Submitted by Niagara University
Recent tragedies in Charleston, South Carolina, and Aurora, Colorado, have exacerbated the need to educate the general public on how to identify and respond to mental illness, both in the workplace and in everyday situations.
As a result, the Mental Health Association in Niagara County Inc. is teaming up with Niagara University and Niagara Falls Memorial Medical Center to present "Changing Our Minds: A Mental Health Summit." The event is open to the public and recommended for anyone who wants to be more aware and better prepared to respond to individuals with psychiatric vulnerabilities.
The summit will take place from 10 a.m. to 1 p.m. Saturday, Sept. 19, at Niagara University. The cost is $15 per person.
This program will include speakers and presentations, demonstrations, useful training materials and more. Attendees will learn to recognize the signs and symptoms of mental illness in those around them, and learn how to respond in a supportive manner in assisting people in accessing the mental health services they need.

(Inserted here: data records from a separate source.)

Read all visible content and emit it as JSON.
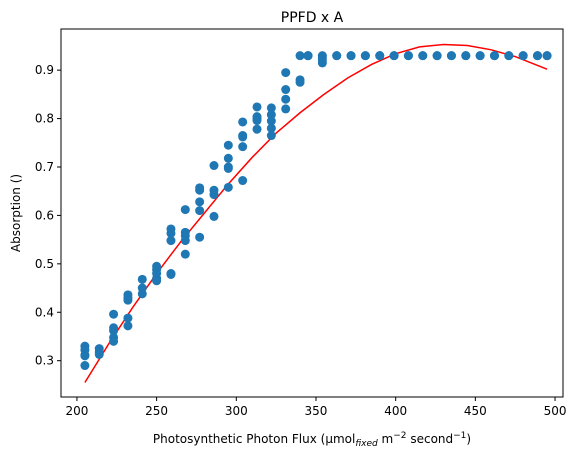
{
  "chart_data": {
    "type": "scatter",
    "title": "PPFD x A",
    "xlabel": {
      "prefix": "Photosynthetic Photon Flux (μmol",
      "sub": "fixed",
      "mid1": " m",
      "sup1": "−2",
      "mid2": " second",
      "sup2": "−1",
      "suffix": ")"
    },
    "ylabel": "Absorption ()",
    "xlim": [
      190,
      505
    ],
    "ylim": [
      0.225,
      0.985
    ],
    "xticks": [
      200,
      250,
      300,
      350,
      400,
      450,
      500
    ],
    "yticks": [
      0.3,
      0.4,
      0.5,
      0.6,
      0.7,
      0.8,
      0.9
    ],
    "grid": false,
    "colors": {
      "points": "#1f77b4",
      "fit": "#ff0000"
    },
    "series": [
      {
        "kind": "scatter",
        "x": [
          205,
          205,
          205,
          205,
          205,
          214,
          214,
          214,
          223,
          223,
          223,
          223,
          223,
          232,
          232,
          232,
          232,
          232,
          241,
          241,
          241,
          250,
          250,
          250,
          250,
          250,
          259,
          259,
          259,
          259,
          259,
          268,
          268,
          268,
          268,
          268,
          277,
          277,
          277,
          277,
          277,
          286,
          286,
          286,
          286,
          295,
          295,
          295,
          295,
          295,
          304,
          304,
          304,
          304,
          304,
          313,
          313,
          313,
          313,
          313,
          322,
          322,
          322,
          322,
          322,
          331,
          331,
          331,
          331,
          340,
          340,
          340,
          345,
          345,
          345,
          354,
          354,
          354,
          354,
          363,
          363,
          372,
          372,
          381,
          381,
          390,
          390,
          399,
          399,
          408,
          408,
          417,
          417,
          426,
          426,
          435,
          435,
          444,
          444,
          453,
          453,
          462,
          462,
          471,
          471,
          480,
          480,
          489,
          489,
          495,
          495
        ],
        "y": [
          0.33,
          0.322,
          0.312,
          0.31,
          0.29,
          0.325,
          0.318,
          0.313,
          0.396,
          0.368,
          0.362,
          0.348,
          0.34,
          0.436,
          0.43,
          0.425,
          0.388,
          0.372,
          0.468,
          0.45,
          0.438,
          0.495,
          0.488,
          0.48,
          0.47,
          0.465,
          0.572,
          0.563,
          0.548,
          0.48,
          0.478,
          0.612,
          0.565,
          0.558,
          0.548,
          0.52,
          0.657,
          0.652,
          0.628,
          0.61,
          0.555,
          0.703,
          0.652,
          0.643,
          0.598,
          0.745,
          0.718,
          0.7,
          0.697,
          0.658,
          0.793,
          0.765,
          0.762,
          0.742,
          0.672,
          0.824,
          0.804,
          0.8,
          0.796,
          0.778,
          0.822,
          0.808,
          0.795,
          0.78,
          0.765,
          0.895,
          0.86,
          0.84,
          0.82,
          0.93,
          0.88,
          0.875,
          0.93,
          0.93,
          0.93,
          0.93,
          0.925,
          0.92,
          0.915,
          0.93,
          0.93,
          0.93,
          0.93,
          0.93,
          0.93,
          0.93,
          0.93,
          0.93,
          0.93,
          0.93,
          0.93,
          0.93,
          0.93,
          0.93,
          0.93,
          0.93,
          0.93,
          0.93,
          0.93,
          0.93,
          0.93,
          0.93,
          0.93,
          0.93,
          0.93,
          0.93,
          0.93,
          0.93,
          0.93,
          0.93,
          0.93
        ]
      },
      {
        "kind": "line",
        "x": [
          205,
          220,
          235,
          250,
          265,
          280,
          295,
          310,
          325,
          340,
          355,
          370,
          385,
          400,
          415,
          430,
          445,
          460,
          475,
          495
        ],
        "y": [
          0.255,
          0.335,
          0.41,
          0.48,
          0.545,
          0.605,
          0.665,
          0.72,
          0.77,
          0.812,
          0.85,
          0.884,
          0.912,
          0.934,
          0.948,
          0.953,
          0.951,
          0.942,
          0.928,
          0.902
        ]
      }
    ]
  }
}
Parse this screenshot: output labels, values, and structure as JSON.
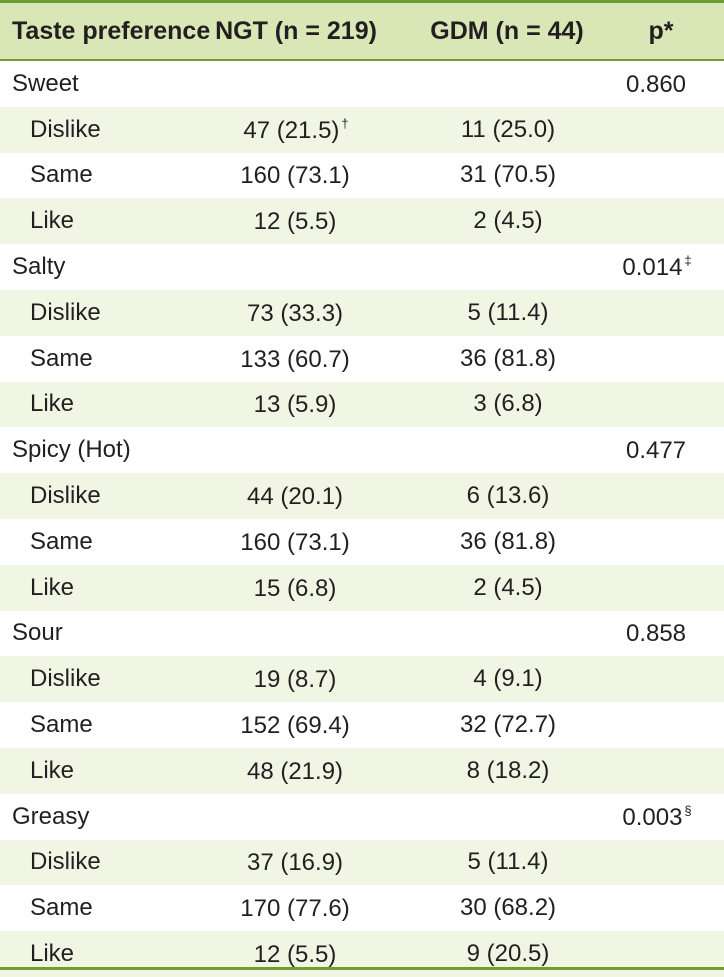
{
  "header": {
    "col1": "Taste preference",
    "col2": "NGT (n = 219)",
    "col3": "GDM (n = 44)",
    "col4": "p*"
  },
  "groups": [
    {
      "name": "Sweet",
      "p": "0.860",
      "p_mark": "",
      "rows": [
        {
          "label": "Dislike",
          "ngt": "47 (21.5)",
          "ngt_mark": "†",
          "gdm": "11 (25.0)"
        },
        {
          "label": "Same",
          "ngt": "160 (73.1)",
          "ngt_mark": "",
          "gdm": "31 (70.5)"
        },
        {
          "label": "Like",
          "ngt": "12 (5.5)",
          "ngt_mark": "",
          "gdm": "2 (4.5)"
        }
      ]
    },
    {
      "name": "Salty",
      "p": "0.014",
      "p_mark": "‡",
      "rows": [
        {
          "label": "Dislike",
          "ngt": "73 (33.3)",
          "ngt_mark": "",
          "gdm": "5 (11.4)"
        },
        {
          "label": "Same",
          "ngt": "133 (60.7)",
          "ngt_mark": "",
          "gdm": "36 (81.8)"
        },
        {
          "label": "Like",
          "ngt": "13 (5.9)",
          "ngt_mark": "",
          "gdm": "3 (6.8)"
        }
      ]
    },
    {
      "name": "Spicy (Hot)",
      "p": "0.477",
      "p_mark": "",
      "rows": [
        {
          "label": "Dislike",
          "ngt": "44 (20.1)",
          "ngt_mark": "",
          "gdm": "6 (13.6)"
        },
        {
          "label": "Same",
          "ngt": "160 (73.1)",
          "ngt_mark": "",
          "gdm": "36 (81.8)"
        },
        {
          "label": "Like",
          "ngt": "15 (6.8)",
          "ngt_mark": "",
          "gdm": "2 (4.5)"
        }
      ]
    },
    {
      "name": "Sour",
      "p": "0.858",
      "p_mark": "",
      "rows": [
        {
          "label": "Dislike",
          "ngt": "19 (8.7)",
          "ngt_mark": "",
          "gdm": "4 (9.1)"
        },
        {
          "label": "Same",
          "ngt": "152 (69.4)",
          "ngt_mark": "",
          "gdm": "32 (72.7)"
        },
        {
          "label": "Like",
          "ngt": "48 (21.9)",
          "ngt_mark": "",
          "gdm": "8 (18.2)"
        }
      ]
    },
    {
      "name": "Greasy",
      "p": "0.003",
      "p_mark": "§",
      "rows": [
        {
          "label": "Dislike",
          "ngt": "37 (16.9)",
          "ngt_mark": "",
          "gdm": "5 (11.4)"
        },
        {
          "label": "Same",
          "ngt": "170 (77.6)",
          "ngt_mark": "",
          "gdm": "30 (68.2)"
        },
        {
          "label": "Like",
          "ngt": "12 (5.5)",
          "ngt_mark": "",
          "gdm": "9 (20.5)"
        }
      ]
    }
  ]
}
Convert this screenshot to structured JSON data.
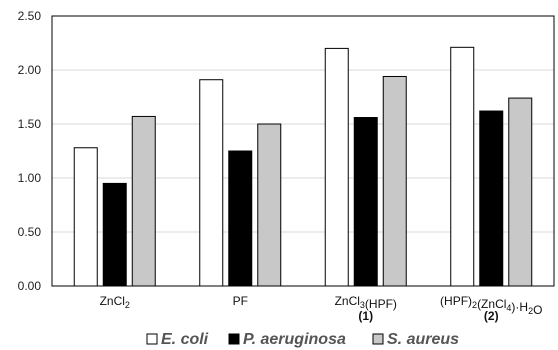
{
  "chart_data": {
    "type": "bar",
    "title": "",
    "xlabel": "",
    "ylabel": "",
    "ylim": [
      0,
      2.5
    ],
    "yticks": [
      "0.00",
      "0.50",
      "1.00",
      "1.50",
      "2.00",
      "2.50"
    ],
    "grid": true,
    "legend_position": "bottom",
    "categories": [
      {
        "parts": [
          [
            "ZnCl",
            "n"
          ],
          [
            "2",
            "sub"
          ]
        ],
        "line2": ""
      },
      {
        "parts": [
          [
            "PF",
            "n"
          ]
        ],
        "line2": ""
      },
      {
        "parts": [
          [
            "ZnCl",
            "n"
          ],
          [
            "3",
            "sub"
          ],
          [
            "(HPF)",
            "n"
          ]
        ],
        "line2": "(1)"
      },
      {
        "parts": [
          [
            "(HPF)",
            "n"
          ],
          [
            "2",
            "sub"
          ],
          [
            "(ZnCl",
            "n"
          ],
          [
            "4",
            "sub"
          ],
          [
            ")·H",
            "n"
          ],
          [
            "2",
            "sub"
          ],
          [
            "O",
            "n"
          ]
        ],
        "line2": "(2)"
      }
    ],
    "series": [
      {
        "name": "E. coli",
        "color": "#ffffff",
        "values": [
          1.28,
          1.91,
          2.2,
          2.21
        ]
      },
      {
        "name": "P. aeruginosa",
        "color": "#000000",
        "values": [
          0.95,
          1.25,
          1.56,
          1.62
        ]
      },
      {
        "name": "S. aureus",
        "color": "#c8c8c8",
        "values": [
          1.57,
          1.5,
          1.94,
          1.74
        ]
      }
    ]
  }
}
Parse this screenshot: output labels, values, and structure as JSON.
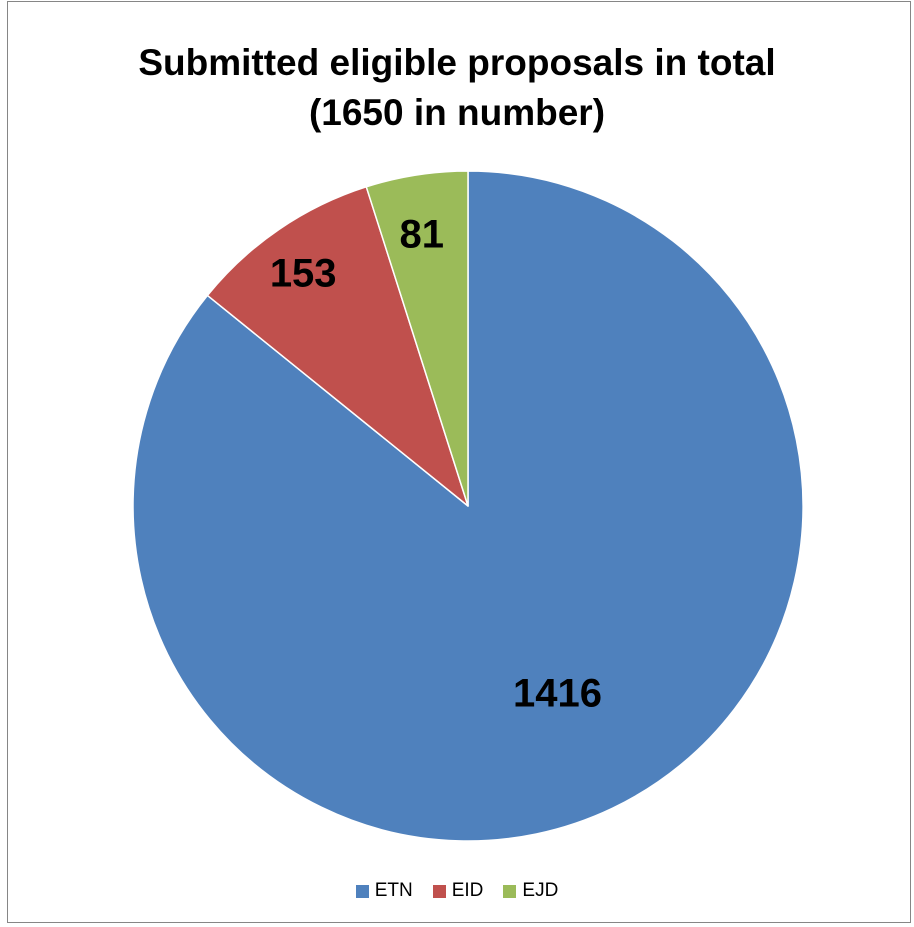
{
  "chart_data": {
    "type": "pie",
    "title": "Submitted eligible proposals in total (1650 in number)",
    "title_lines": [
      "Submitted eligible proposals in total",
      "(1650 in number)"
    ],
    "categories": [
      "ETN",
      "EID",
      "EJD"
    ],
    "values": [
      1416,
      153,
      81
    ],
    "data_labels": [
      "1416",
      "153",
      "81"
    ],
    "colors": [
      "#4F81BD",
      "#C0504D",
      "#9BBB59"
    ],
    "start_angle": "12 o'clock",
    "direction": "clockwise",
    "legend": {
      "position": "bottom",
      "entries": [
        "ETN",
        "EID",
        "EJD"
      ]
    }
  }
}
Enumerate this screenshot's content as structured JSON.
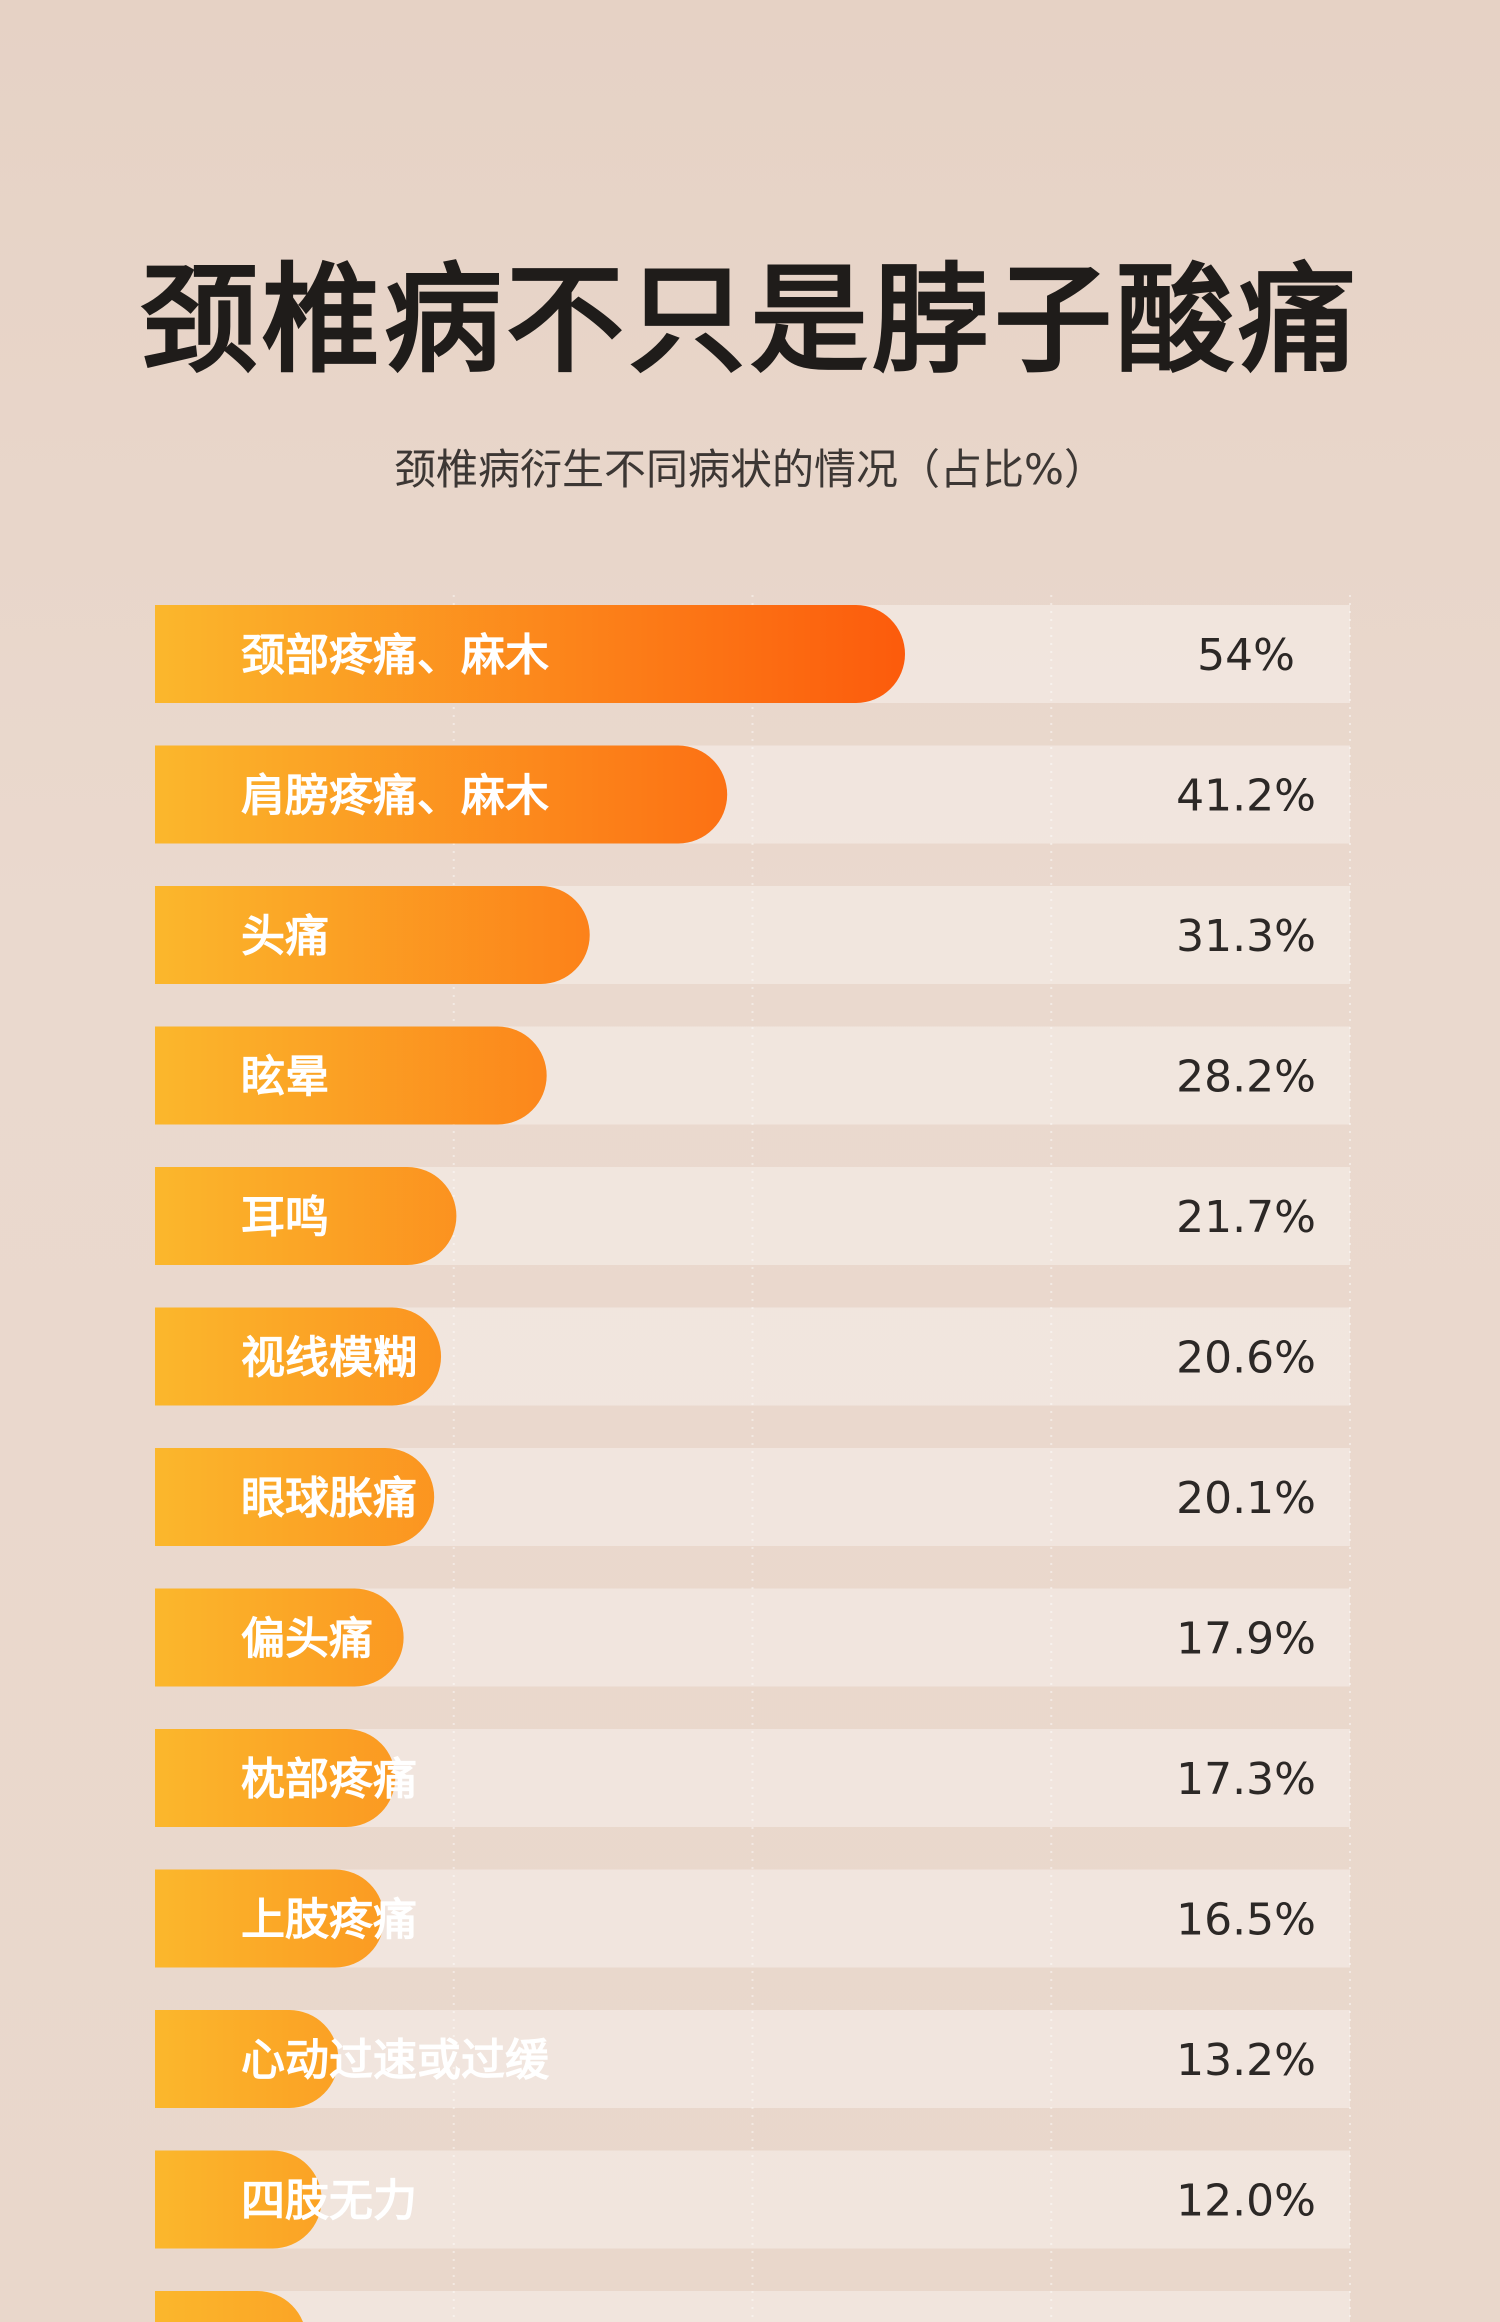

Eric Weaver, a retired sergeant with the Rochester Police Department and the founder of Overcoming the Darkness, will speak on the importance of overcoming the stigma of mental health. Maryalice Demler, news anchor for WGRZ-TV in Buffalo - a 1986 alumna of Niagara University - will serve as the master of ceremonies. The event also will feature a resource fair composed of vital local community service agencies, providing an opportunity for attendees to become familiar with the people and programs that support mental health.
Dr. Timothy Osberg, a professor of psychology at Niagara University and a licensed psychologist who will be speaking at the summit, said mental health issues have been growing on campus as well as in the community.
"It is critically important that more people have the willingness and skills to help others in crisis so that fewer tragedies occur," Osberg said.
He said the summit will provide all attendees - whether they are faculty, staff and students of Niagara University or members of the larger community - with the needed skills.
Mental Health Association in Niagara County Executive Director Cheryl Blacklock noted that, with the rise in suicides among youth and the prevalence of mental health in general, the conference will play an important role in addressing the stigma of mental illness.
"We have to have open discussions about mental health if we are going to improve prevention and treatment," Blacklock said.
"Educating and sensitizing members of the community is a vitally important task," said Christopher Kijowski, LCSW, supervisor of outpatient behavioral health at Niagara Falls Memorial Medical Center. "Compassion is an important value, as it helps to confirm the belief that the transformation of the mind and heart are possible for every human being."
Businesses and other organizations are encouraged to send at least one employee to attend the summit, and to designate that person as a "mental health ambassador."